At HSBC’s annual shareholder meeting on May 5, Ping An was the sole significant stakeholder to support suggestions requiring the bank to disclose periodic evaluations of the merits of separating its franchise along Asian and Western lines.

Ping An’s representative stated that there were no additional comments.

In order to pursue higher profit growth on their terms, HSBC Chairman Mark Tucker, Chief Executive Noel Quinn, and recently promoted Elhedery now have some breathing room thanks to Ping An’s inability to garner additional support for a split.

“It’s overwhelmingly clear what the majority of our shareholders bar one expect from us, and therefore all our focus now is on delivering for the business and for our customers,” Elhedery said.

Executing crucial asset sales, controlling a price war with rivals as interest rate hikes peak, and handling escalating political tensions between the East and West are some of the larger concerns, according to analysts and investors.

On April 14, the bank warned that a nominal 1 euro ($1.10) deal to sell its French retail business might not go through because rising interest rates will increase the amount of cash that My Money, a bidder funded by Cerberus, will need to obtain regulatory permission.
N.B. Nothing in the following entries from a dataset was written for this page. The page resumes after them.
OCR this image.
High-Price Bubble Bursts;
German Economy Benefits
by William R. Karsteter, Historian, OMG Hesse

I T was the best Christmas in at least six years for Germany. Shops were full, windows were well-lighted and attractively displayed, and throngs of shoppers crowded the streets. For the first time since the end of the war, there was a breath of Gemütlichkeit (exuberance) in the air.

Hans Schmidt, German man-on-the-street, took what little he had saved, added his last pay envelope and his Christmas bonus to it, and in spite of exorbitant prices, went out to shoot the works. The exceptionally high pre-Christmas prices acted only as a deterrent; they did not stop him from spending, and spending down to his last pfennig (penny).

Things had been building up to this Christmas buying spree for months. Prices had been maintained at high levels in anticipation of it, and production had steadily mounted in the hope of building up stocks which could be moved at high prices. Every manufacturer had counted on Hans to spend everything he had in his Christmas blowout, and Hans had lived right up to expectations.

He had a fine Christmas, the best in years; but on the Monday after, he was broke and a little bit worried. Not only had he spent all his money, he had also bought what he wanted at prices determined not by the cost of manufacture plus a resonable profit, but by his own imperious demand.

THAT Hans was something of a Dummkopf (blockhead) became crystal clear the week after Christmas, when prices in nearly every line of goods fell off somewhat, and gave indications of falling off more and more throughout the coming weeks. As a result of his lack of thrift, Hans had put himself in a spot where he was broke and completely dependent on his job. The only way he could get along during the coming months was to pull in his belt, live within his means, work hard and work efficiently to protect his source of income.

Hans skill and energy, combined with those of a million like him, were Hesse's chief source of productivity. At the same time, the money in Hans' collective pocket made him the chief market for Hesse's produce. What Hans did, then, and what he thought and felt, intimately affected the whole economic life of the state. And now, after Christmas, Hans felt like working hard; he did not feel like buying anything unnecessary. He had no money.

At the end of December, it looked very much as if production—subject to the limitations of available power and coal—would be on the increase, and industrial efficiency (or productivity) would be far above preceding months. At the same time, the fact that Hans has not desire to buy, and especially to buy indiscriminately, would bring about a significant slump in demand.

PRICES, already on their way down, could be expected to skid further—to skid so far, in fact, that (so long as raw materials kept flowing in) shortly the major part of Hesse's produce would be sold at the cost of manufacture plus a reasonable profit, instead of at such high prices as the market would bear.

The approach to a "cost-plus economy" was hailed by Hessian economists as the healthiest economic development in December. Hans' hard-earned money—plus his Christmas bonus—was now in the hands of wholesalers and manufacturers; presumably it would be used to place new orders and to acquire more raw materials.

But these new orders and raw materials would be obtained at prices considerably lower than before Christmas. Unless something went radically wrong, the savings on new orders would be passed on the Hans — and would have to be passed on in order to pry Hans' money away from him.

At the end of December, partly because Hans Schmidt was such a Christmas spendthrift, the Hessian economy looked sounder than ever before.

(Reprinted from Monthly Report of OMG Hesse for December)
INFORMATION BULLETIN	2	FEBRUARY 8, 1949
If the sale proceeds, HSBC has previously stated that it will suffer a loss on the deal of about $2.3 billion.

Elhedery stated that although talks are still in progress, HSBC is prepared to back out of the agreement in order to preserve shareholder value.

As it struggles to assure a seamless transfer of systems to the buyer, Royal Bank of Canada, HSBC’s larger $10 billion sale of its Canada arm has also been postponed until next year.

If one of those transactions were to fall through, HSBC might face more severe repercussions.

“In the short term, the risk that the French and Canadian disposals don’t complete … could put a spanner in the works of its Asia pivot and spark a fresh wave of activism,” said Susannah Streeter, head of money and markets at Hargreaves Lansdown.

Elhedery stated that in addition to closing deals, the medium-term issue is maintaining momentum in revenue growth, since the boost from rising central bank interest rates around the world has already started to fade.

The bank is attempting to grow revenue by offering fee-based goods and services, particularly in China and Hong Kong, where economies are starting to return to normal after limitations tied to COVID-19 were lifted.

Elhedery stated that HSBC is on track to introduce 1,000 more private wealth managers to the insurance industry in China over the next two years.